Authors often ask us to clarify what they are and are not responsible for when it comes to permissions, artwork, quoting from other sources, and indexes.
In brief, unless otherwise noted in your contract, you are responsible for obtaining permission (and paying any fees) for all copyrighted material that you use in your book.
This includes:
• More than 500 words taken from any single printed source not in the public domain
• Or any substantial proportion of a shorter printed work (even if it’s less than 500 words)
• More than a line or two of poetry or song lyric not in the public domain
• All copyrighted artwork and photography
• All tables and charts taken from any copyrighted source
• Possibly even portions of your own writing if they have been published elsewhere
The following paragraphs spell out in more detail your responsibility in this regard, including a model letter that you may use when making permission requests.
There are no hard and fast rules that govern the application of fair use, since each instance has its own particular set of facts that must all be weighed in determining whether a ‘use’ is “fair use.” To make such a determination, please take into account the following factors:
1. The length of the quoted passage in relation to the length of the copyrighted work from which it is taken (not in relation to the work in which it is used by the borrowing author).
2. The qualitative significance of the passage in relation to the copyrighted work as a whole; that is:
Is the passage the ‘heart’ of the copyrighted work or merely an incidental or minor segment?

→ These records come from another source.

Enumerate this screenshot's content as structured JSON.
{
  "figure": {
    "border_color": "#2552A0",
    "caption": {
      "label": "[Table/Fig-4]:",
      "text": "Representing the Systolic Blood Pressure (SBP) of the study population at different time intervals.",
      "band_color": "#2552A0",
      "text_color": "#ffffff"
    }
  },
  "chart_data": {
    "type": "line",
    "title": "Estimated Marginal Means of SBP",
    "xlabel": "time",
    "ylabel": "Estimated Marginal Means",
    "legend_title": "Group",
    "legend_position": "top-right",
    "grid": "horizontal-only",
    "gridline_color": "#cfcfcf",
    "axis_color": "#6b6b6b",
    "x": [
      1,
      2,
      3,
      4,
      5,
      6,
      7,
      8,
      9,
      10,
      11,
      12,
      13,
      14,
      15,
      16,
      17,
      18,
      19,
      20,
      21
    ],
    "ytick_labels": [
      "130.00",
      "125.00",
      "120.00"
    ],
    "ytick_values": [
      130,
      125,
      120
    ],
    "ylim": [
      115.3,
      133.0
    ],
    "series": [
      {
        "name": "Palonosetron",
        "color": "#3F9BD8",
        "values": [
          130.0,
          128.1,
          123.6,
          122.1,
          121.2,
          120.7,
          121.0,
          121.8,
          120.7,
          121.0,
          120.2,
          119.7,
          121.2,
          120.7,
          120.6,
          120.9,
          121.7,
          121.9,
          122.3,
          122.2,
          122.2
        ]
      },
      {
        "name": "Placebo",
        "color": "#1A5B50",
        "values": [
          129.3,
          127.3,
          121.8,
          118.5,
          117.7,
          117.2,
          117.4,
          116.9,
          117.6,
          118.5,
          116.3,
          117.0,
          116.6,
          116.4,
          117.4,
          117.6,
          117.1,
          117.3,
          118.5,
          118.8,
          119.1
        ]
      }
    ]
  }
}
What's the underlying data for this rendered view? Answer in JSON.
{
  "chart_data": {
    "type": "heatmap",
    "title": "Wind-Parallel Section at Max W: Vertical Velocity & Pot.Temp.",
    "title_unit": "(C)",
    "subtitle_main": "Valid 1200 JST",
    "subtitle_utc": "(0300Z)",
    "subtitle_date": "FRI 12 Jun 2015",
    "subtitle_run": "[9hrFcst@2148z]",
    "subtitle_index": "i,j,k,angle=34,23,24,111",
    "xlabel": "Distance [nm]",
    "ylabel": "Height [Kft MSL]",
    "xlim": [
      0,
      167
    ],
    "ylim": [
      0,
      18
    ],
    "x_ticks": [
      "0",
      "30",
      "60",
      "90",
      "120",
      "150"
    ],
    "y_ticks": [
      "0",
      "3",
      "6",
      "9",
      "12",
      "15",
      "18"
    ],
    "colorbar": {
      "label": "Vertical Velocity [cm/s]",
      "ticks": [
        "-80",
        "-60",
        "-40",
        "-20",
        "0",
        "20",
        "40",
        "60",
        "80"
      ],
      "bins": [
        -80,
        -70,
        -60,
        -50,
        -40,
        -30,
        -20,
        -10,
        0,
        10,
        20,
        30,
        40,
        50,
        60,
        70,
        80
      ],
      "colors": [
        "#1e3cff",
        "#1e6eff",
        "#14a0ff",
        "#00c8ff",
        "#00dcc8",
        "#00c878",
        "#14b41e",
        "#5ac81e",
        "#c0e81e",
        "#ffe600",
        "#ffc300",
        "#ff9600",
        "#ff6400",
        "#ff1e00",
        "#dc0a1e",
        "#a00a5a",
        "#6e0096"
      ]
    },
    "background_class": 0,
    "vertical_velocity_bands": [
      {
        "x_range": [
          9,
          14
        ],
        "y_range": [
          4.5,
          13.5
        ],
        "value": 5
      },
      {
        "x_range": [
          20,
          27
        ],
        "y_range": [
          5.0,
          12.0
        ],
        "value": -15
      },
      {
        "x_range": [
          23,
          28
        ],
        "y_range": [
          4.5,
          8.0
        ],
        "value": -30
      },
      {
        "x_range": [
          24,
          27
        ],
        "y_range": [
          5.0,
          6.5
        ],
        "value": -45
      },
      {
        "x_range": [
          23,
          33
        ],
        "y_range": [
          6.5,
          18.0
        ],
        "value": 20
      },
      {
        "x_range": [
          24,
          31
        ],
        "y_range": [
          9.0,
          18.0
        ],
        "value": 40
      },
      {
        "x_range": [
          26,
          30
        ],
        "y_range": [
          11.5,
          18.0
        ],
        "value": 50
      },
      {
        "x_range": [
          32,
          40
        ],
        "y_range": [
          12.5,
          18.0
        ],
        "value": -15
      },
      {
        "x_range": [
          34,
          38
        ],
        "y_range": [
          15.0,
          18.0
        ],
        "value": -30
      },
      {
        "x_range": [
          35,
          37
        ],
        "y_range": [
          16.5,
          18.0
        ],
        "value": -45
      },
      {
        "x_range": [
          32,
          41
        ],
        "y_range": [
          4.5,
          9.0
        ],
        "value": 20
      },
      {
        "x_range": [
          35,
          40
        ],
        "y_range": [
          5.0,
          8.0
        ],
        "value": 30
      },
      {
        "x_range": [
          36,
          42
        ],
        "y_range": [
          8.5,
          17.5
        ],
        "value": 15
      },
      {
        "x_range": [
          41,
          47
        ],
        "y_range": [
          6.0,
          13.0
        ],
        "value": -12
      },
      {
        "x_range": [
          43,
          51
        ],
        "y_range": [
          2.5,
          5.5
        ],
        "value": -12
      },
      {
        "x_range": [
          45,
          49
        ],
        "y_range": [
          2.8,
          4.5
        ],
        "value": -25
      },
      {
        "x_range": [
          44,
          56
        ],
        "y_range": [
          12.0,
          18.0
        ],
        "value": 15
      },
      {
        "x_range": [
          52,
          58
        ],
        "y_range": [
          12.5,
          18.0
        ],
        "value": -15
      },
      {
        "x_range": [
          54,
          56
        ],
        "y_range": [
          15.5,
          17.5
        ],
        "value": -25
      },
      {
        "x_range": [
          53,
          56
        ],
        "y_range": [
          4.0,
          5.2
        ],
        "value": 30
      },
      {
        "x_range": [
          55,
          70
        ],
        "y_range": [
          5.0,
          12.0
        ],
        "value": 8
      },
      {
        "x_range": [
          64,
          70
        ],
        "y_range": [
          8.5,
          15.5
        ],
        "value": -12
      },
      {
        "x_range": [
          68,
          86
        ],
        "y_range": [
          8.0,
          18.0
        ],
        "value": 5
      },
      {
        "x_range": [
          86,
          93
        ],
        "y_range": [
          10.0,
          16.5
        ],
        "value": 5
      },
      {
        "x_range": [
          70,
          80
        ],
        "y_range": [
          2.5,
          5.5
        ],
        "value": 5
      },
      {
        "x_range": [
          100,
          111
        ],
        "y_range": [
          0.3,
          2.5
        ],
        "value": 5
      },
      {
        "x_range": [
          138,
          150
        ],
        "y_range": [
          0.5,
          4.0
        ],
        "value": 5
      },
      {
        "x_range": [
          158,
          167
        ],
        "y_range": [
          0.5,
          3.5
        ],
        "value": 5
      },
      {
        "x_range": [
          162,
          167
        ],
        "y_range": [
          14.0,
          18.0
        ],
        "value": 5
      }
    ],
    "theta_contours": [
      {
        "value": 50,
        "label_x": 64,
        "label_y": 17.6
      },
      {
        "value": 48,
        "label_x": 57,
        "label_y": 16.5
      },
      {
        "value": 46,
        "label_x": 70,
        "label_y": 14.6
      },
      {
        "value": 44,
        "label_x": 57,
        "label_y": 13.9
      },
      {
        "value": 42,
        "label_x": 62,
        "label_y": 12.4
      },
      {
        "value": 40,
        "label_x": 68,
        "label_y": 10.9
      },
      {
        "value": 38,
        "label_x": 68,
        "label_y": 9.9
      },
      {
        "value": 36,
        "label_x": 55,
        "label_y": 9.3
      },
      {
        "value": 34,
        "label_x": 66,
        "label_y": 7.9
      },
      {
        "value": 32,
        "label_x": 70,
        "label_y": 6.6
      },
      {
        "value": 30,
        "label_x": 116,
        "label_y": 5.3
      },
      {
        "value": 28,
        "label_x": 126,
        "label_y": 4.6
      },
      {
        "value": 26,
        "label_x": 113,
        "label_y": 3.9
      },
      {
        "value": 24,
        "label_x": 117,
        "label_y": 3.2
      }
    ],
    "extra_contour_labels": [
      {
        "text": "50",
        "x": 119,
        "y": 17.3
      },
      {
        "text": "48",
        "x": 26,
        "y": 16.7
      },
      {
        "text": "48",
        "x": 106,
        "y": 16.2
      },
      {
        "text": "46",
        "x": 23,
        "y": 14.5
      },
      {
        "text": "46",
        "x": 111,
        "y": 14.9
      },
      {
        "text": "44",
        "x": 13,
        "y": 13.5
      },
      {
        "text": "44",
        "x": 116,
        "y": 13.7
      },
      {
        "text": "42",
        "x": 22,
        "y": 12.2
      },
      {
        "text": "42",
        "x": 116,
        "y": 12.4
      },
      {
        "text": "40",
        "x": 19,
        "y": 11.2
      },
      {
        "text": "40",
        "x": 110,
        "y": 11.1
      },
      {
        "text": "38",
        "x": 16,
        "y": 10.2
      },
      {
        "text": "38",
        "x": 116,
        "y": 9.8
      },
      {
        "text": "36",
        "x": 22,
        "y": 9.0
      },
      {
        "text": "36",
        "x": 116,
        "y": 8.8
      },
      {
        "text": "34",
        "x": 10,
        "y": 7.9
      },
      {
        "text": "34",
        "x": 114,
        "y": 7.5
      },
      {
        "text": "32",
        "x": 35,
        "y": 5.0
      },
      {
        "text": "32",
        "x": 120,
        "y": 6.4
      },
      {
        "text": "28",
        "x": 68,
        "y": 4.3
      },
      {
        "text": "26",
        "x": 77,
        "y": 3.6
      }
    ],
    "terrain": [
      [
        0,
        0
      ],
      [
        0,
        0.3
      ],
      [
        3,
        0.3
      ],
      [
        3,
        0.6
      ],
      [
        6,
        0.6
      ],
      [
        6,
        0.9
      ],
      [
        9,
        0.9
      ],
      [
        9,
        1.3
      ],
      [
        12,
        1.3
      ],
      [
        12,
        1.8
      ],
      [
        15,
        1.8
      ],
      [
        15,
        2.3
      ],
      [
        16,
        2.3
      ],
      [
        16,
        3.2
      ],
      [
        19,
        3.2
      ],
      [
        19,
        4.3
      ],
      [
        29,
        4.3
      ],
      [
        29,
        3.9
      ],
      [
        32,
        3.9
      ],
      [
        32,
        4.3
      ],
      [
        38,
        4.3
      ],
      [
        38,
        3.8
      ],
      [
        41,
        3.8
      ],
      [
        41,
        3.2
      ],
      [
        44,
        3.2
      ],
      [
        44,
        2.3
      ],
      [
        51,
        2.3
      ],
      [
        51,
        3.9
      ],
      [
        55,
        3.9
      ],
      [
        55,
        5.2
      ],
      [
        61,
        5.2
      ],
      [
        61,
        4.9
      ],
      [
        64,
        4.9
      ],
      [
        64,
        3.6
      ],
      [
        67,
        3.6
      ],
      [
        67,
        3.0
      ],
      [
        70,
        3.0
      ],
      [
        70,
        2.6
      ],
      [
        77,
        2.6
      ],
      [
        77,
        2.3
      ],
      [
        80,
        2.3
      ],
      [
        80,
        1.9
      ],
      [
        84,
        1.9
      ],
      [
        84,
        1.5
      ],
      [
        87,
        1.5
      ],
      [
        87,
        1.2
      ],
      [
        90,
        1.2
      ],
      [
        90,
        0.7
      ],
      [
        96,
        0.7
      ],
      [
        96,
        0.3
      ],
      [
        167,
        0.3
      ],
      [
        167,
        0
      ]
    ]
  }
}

3. The manner in which the borrowed passage is used:
Is the passage used in an illustrative, critical, or instructive context? Or is the passage borrowed passage?
Is the passage quoted within the text of the book for purposes of comment or criticism?
4. The nature of the copyrighted work from which the passage is taken:
Is it published or unpublished source? (The scope of the fair use privilege is significantly reduced for unpublished works.)
Is the passage factual and mostly informative in content, or is it more expressive and fanciful, more “literary”?
5. The effect of the use of the material on the potential market for the copyrighted work, including the market for granting rights and permissions to use the copyrighted work.
Although there are no easy formulas for analyzing the above factors and applying them to a given set of facts, in general, an author will usually have to obtain permission for the following:
1. Prose quotations or the close paraphrasing of 300 words or more from any full length book (either a single citation or the total of several shorter quotations from a single work.
2. Prose quotations or the close paraphrasing of 100 words or more from an article or periodical piece.
3. More than 300 words from a full length play or 100 words from a one act play.
4. One or more lines of a poem, unless it is of epic proportion, in which case more lines may be used depending on their qualitative and quantitative relationship to the entire copyrighted work.